Found this particular recipe on the @foodandwine IG page and decided to give it a spin. The only change I made was I left out the anchovies because not a fan lol. Link for the original recipe is below.
Total Time 30 minutes Serves 4
1 Pound of Cherry Tomatoes
1 teaspoon of kosher salt
1/2 teaspoon freshly ground black pepper
1/4 cup minced shallot
1/4 cup of extra virgin olive oil
2 tablespoons red wine vinegar
1 large garlic clove, grated
12 ounces uncooked casarecca pasta
4 (1/2 ounce) prosciutto slices
1/2 cup corse chopped olives
2 tablespoons chopped fresh oregano
2 tablespoons drained nonpareil capers
fresh basil leaves for garnish
1. Place tomatoes in a medium bowl, sprinkle with salt and pepper, and toss to combine. Add shallot, oil, vinegar and garlic. Toss well and let stand at room temp for at least 20 minutes.
2. Meanwhile Cook pasta according to directions. Reserve 1 cup of cooking liquid; Drain pasta.
3. Place 2 prosciutto slices on paper towels on microwave safe plate. Cook on high for 1 min and 30 secs to 2 mins.

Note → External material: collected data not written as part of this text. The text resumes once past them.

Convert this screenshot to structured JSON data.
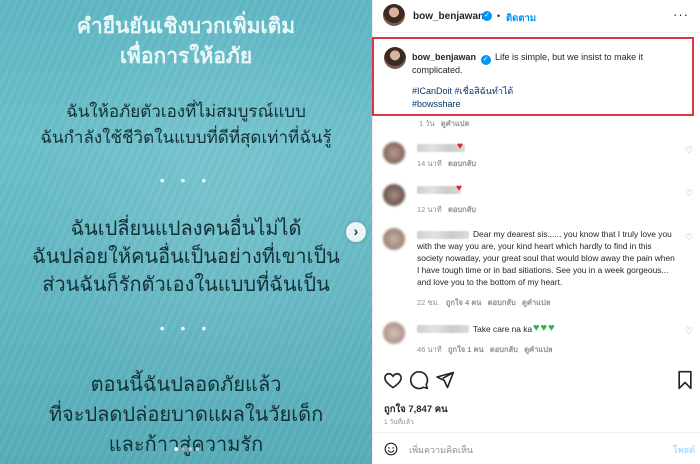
{
  "media": {
    "title_lines": [
      "คำยืนยันเชิงบวกเพิ่มเติม",
      "เพื่อการให้อภัย"
    ],
    "stanza1": [
      "ฉันให้อภัยตัวเองที่ไม่สมบูรณ์แบบ",
      "ฉันกำลังใช้ชีวิตในแบบที่ดีที่สุดเท่าที่ฉันรู้"
    ],
    "stanza2": [
      "ฉันเปลี่ยนแปลงคนอื่นไม่ได้",
      "ฉันปล่อยให้คนอื่นเป็นอย่างที่เขาเป็น",
      "ส่วนฉันก็รักตัวเองในแบบที่ฉันเป็น"
    ],
    "stanza3": [
      "ตอนนี้ฉันปลอดภัยแล้ว",
      "ที่จะปลดปล่อยบาดแผลในวัยเด็ก",
      "และก้าวสู่ความรัก"
    ],
    "divider": "• • •",
    "next_icon": "chevron-right-icon",
    "next_symbol": "›"
  },
  "header": {
    "username": "bow_benjawan",
    "verified_symbol": "✓",
    "separator": "•",
    "follow_label": "ติดตาม",
    "more_symbol": "···"
  },
  "caption": {
    "username": "bow_benjawan",
    "text": "Life is simple, but we insist to make it complicated.",
    "hashtags_line1": "#ICanDoit #เชื่อสิฉันทำได้",
    "hashtags_line2": "#bowsshare",
    "time": "1 วัน",
    "translate": "ดูคำแปล"
  },
  "comments": [
    {
      "time": "14 นาที",
      "reply": "ตอบกลับ",
      "suffix": "♥"
    },
    {
      "time": "12 นาที",
      "reply": "ตอบกลับ",
      "suffix": "♥"
    },
    {
      "text": "Dear my dearest sis...... you know that I truly love you with the way you are, your kind heart which hardly to find in this society nowaday, your great soul that would blow away the pain when I have tough time or in bad sitiations. See you in a week gorgeous... and love you to the bottom of my heart.",
      "time": "22 ชม.",
      "likes": "ถูกใจ 4 คน",
      "reply": "ตอบกลับ",
      "translate": "ดูคำแปล"
    },
    {
      "text": "Take care na ka",
      "suffix": "♥♥♥",
      "time": "46 นาที",
      "likes": "ถูกใจ 1 คน",
      "reply": "ตอบกลับ",
      "translate": "ดูคำแปล"
    }
  ],
  "likes_label": "ถูกใจ 7,847 คน",
  "date_label": "1 วันที่แล้ว",
  "add_comment": {
    "placeholder": "เพิ่มความคิดเห็น",
    "post_label": "โพสต์"
  },
  "colors": {
    "accent": "#0095f6",
    "highlight_border": "#e0343e",
    "hashtag": "#00376b"
  }
}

4. Drain tomato mixture over a bowl, reserving liquid. Combine warm pasta, tomato liquid, and 1/3 cup cooking liquid in a large skillet over medium high. Cook until sauce slightly thickens and coats pasta, about 2 minutes. Remove from heat, stir in drained tomato mixture, sliced basil, olives, oregano, and capers. Crumble prosciutto over pasta, garnish with basil leaves.